KI: Our lab just got a grant for a motion capture system to study interpersonal gestural dynamics and I’m really hoping we can feed that back into these sort of designs. I’ve got a lot of NSF grants going towards that kind of research. Once motion capture gets to an affordable level we’re hoping we can have these dynamics boiled down to a computable level and literally create gestural interfaces.

NI: And I think Katherine, there’s more you could say about the psychology of touch.

KI: Well it depends on what the touch is, holding hands can mean different things in different cultures, that’s a really sensitive issue. We saw that in our workshop, we told everyone that a $100 bill was hidden on someone and people were afraid to touch each other because of the boundary we typically have between other people. It turned out it was in my back pocket. I think everyone has that hesitation, but if you can get people to do something a little risky they automatically bond and their intimacy level goes up.

GS: And really any kind of multiplayer game is about that.

KI: Yeah, what’s so amazing about rhythm games is that getting in synchrony with people is typically what we’re trying to do socially, and multiplayer rhythm games really allow you to do that. You step into this space and get in synch and instantly you’re more intimate with that person because you’ve gotten your whole physical self in synch with them.
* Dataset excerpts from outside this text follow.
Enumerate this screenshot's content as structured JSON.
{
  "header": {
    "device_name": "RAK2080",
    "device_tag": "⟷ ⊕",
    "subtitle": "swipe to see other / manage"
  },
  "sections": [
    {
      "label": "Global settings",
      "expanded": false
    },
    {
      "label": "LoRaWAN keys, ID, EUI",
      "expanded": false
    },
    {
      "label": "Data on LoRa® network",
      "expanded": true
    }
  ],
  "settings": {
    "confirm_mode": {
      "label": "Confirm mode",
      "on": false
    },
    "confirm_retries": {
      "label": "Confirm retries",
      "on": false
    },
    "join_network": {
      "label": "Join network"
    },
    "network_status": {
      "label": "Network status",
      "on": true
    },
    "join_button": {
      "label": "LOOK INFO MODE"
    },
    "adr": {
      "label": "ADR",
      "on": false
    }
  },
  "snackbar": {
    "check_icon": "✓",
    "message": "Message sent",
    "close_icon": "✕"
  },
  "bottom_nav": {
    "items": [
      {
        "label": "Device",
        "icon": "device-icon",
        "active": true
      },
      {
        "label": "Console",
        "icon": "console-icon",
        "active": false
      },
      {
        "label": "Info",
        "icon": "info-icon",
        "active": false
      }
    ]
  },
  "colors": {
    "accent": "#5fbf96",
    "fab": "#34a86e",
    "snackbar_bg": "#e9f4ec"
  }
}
You’ll see that people who are close have the same gestures, it’s just something that happens naturally.

 

 

GS: Nicole classifies fun into four types. There’s “Hard Fun,” like in a first-person shooter, where you frag all the monsters and have three health left, there’s “Easy Fun,” like Katamari [Damacy] where you’ve got that time limit but its pretty relaxed,  there’s “Serious Fun,” which is like a rhythm game or a simulation, and then there’s “People Fun.” The examples you gave, Nicole, pointed at multiplayer games and guilds and so on, but I’m interested in interactive drama, making the mechanics be the characters and their social dynamics. I’d like to hear what you think about that, in terms of implementation.

KI: The guy I got my PhD under has a book called The Media Equation (right). He makes the argument, based on a series of studies, that you can’t help but treat technology that acts social as if it were real people. I really believe that to be true. When you start creating these characters in a dramatic world, you’re using the same social senses to interact with them as you would a person – that’s the place we have to begin from.
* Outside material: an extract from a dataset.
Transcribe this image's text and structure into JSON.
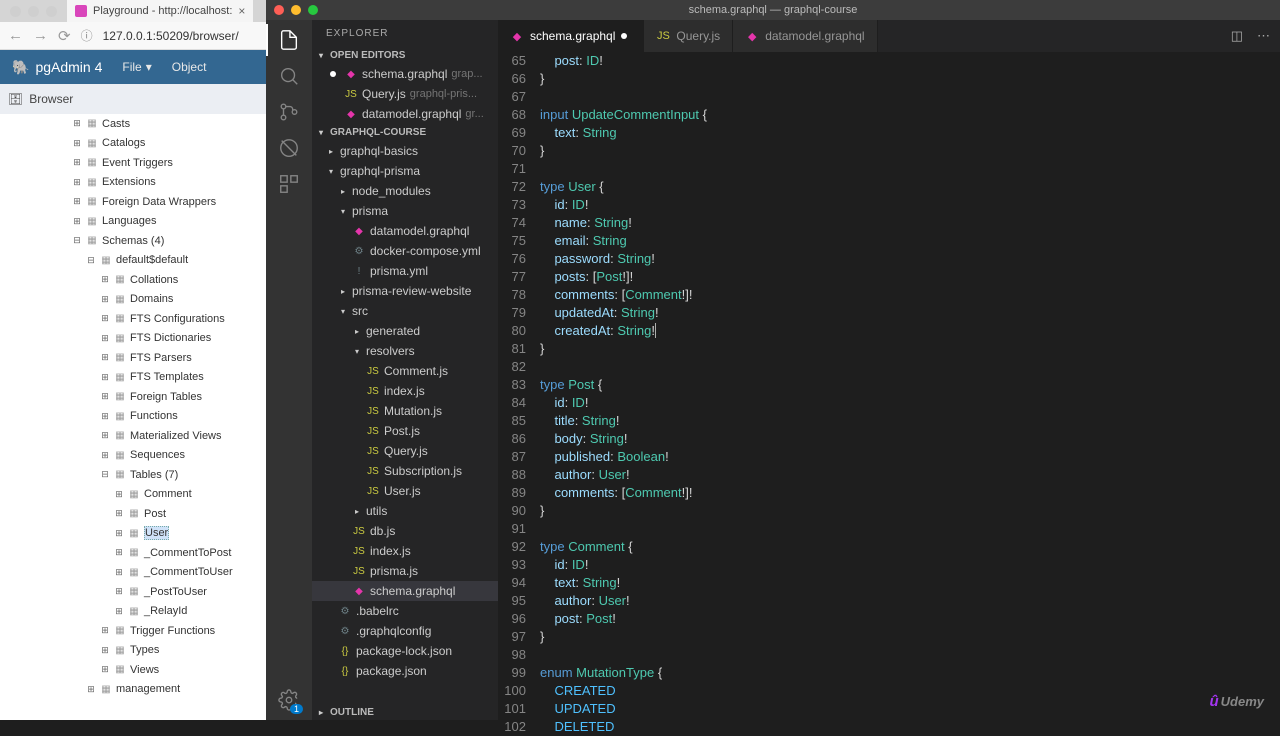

It’s a hard problem but not an unsolvable one, I don’t think that there are “cyborgs” and “real people” and we’re clearly labeling them in our brains. They’re the same to the extend that we make that character.

GS: So you don’t need human-level AI to do human-level interaction?

KI: I’m much more for that Hollywood approach; the back of the set doesn’t look so great, it doesn’t matter, its about controlling the unfolding of the experience. I think that is the hard part of designing interactive experiences, it’s a question of “how do I make the reactivity of these characters feel authentic within the bounds of the experience I’m creating.” That’s a new part of the art form. It’s kind of a trial and error, tricky thing, you can’t see what you have until you prototype it. And you have to make the interface pretty enough that people perceive those characters as believable and are able to tell that what they’re doing is effective.